Indian summer

Hinnerk Weiler in the Bahamas relaxing at Rose Island
Sailors life – sometimes it's not even about sailing…

LaSalle, Ontario, Canada. – Leaving Germany I had an outline for my voyage. And along the trip whenever I was asked where I come from and how I got there I was also asked where I am going to. Last time this happened speaking to a fifth grade in Amhersburg public school. Preparing my presentation required me to look on aspects of my travel through the view of ten years old. I tried to think about what I would have thought 25 years ago when I was at that age and if someone would come to present me a lifestyle light years away from the reality around me. After a while I realized, that living on a sailboat to travel around the world was probably way more imaginable than everything my parents did for living. So I presented them exactly what my life is: A constant change with few anchors and ongoing motion through countries and oceans full of dolphins, sea turtles and all kinds of other fascinating things.

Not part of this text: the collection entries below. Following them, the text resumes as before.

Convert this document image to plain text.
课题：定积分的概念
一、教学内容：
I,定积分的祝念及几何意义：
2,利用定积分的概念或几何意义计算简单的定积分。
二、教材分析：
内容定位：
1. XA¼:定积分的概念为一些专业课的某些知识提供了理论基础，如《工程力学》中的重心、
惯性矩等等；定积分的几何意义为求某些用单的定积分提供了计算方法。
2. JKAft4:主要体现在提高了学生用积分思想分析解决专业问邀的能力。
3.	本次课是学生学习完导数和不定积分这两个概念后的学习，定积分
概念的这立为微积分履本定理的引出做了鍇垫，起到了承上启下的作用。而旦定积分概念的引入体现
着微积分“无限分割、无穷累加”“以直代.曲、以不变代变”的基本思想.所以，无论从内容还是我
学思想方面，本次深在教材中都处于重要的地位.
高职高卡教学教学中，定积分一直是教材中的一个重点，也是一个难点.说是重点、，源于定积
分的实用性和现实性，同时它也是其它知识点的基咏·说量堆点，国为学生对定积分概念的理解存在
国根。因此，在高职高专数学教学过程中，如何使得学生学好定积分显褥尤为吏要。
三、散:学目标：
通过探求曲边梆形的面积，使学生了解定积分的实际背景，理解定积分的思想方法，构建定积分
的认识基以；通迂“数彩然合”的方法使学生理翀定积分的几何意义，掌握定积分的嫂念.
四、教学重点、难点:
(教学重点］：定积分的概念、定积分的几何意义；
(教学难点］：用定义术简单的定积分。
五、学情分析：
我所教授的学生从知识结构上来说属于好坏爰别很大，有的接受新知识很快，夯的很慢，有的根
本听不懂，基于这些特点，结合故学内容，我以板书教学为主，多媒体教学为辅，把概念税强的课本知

Paulinchen haul out in LaSalle, Ontario, Canada at St. Clair marine
Paulinchen hauled out in first morning light

The motion in my life had not come to a stop. Even now that the boat is on dry again and the Canadian winter is knocking on the door sending me back to Europe, I will be on the voyage and the “break”, if you want to call it that way, for long time became part of it. Wintering in Switzerland is less sailing for sure than the last one in The Bahamas was. But it opens room for other aspects of voyaging. I hopefully find the required time to finally finish my first book. I will work a lot on presentations and also have speeches in Europe. Finally it is a good chance to take a look with some distance on what and how I have traveled on my boat in the last thirty month.

Wintering Paulinchen 2009/2010 in Hamburg City Sporthafen
Winter 2009/2010 in Hamburg

The process of thinking about this started at least last week: The fall finally arrived last weekend in LaSalle and temperatures dropped significantly to almost freezing at night. Thunder, rain and black storm clouds hailed its arrival. Sleeping with a background noise from a heater reminded me of wintering the boat two years ago in Hamburg. Short days in which snow on the hatches blocked the daylight and ice in front of the small cabin windows put a huge change on my view. I felt comfortable on the boat and lost the fear of being caught in ice and snow in Alaska or Patagonia. I would not hesitate to spend the winter here, maybe even on the boat. But other things became important as well. This winter someone is waiting for me. Someone I have never had the chance to spend more time than a couple of weeks before one of us had to get back on a plane home, wherever that was. So even if it is not as adventurous as wintering on a boat in North Channel going to Europe is going to be somewhat challenging too and I am curious about it as I am about coming back to see the Georgian Bay next summer.

This time my winter on the boat was only a few days long and ended just one or two days before José lifted Paulinchen out of its element. The cold days ended in what locals call the “Indian Summer”. Speaking of it in Europe most people would simply think about the colors it tints forests into.  But witnessing its arrival here adds more to it. It is like a last uproar when the summer already is on its way to surrender just like it wants to leave the spot heads up putting out all its beauty one more time and raising temperatures to more than 25°C (77°F).

Fall colors in canadian indian Summer at Crystal Bay
Fall colors in Canadian Indian Summer at Crystal Bay

This temperature change causes all the trees to stand by for a hailing goodbye. They change their leafs from green to a shining red, to yellow, to brown or sometimes even to blue. I just hope to get a chance to see more of these colors and maybe some forests before I have to leave end of this week. – Why? Because one question I had to answer in the school reminded me why I am in Canada: “What has driven you to live on a sailboat and to come here?” The answer is as simple as this: “I want to see through my own eyes.”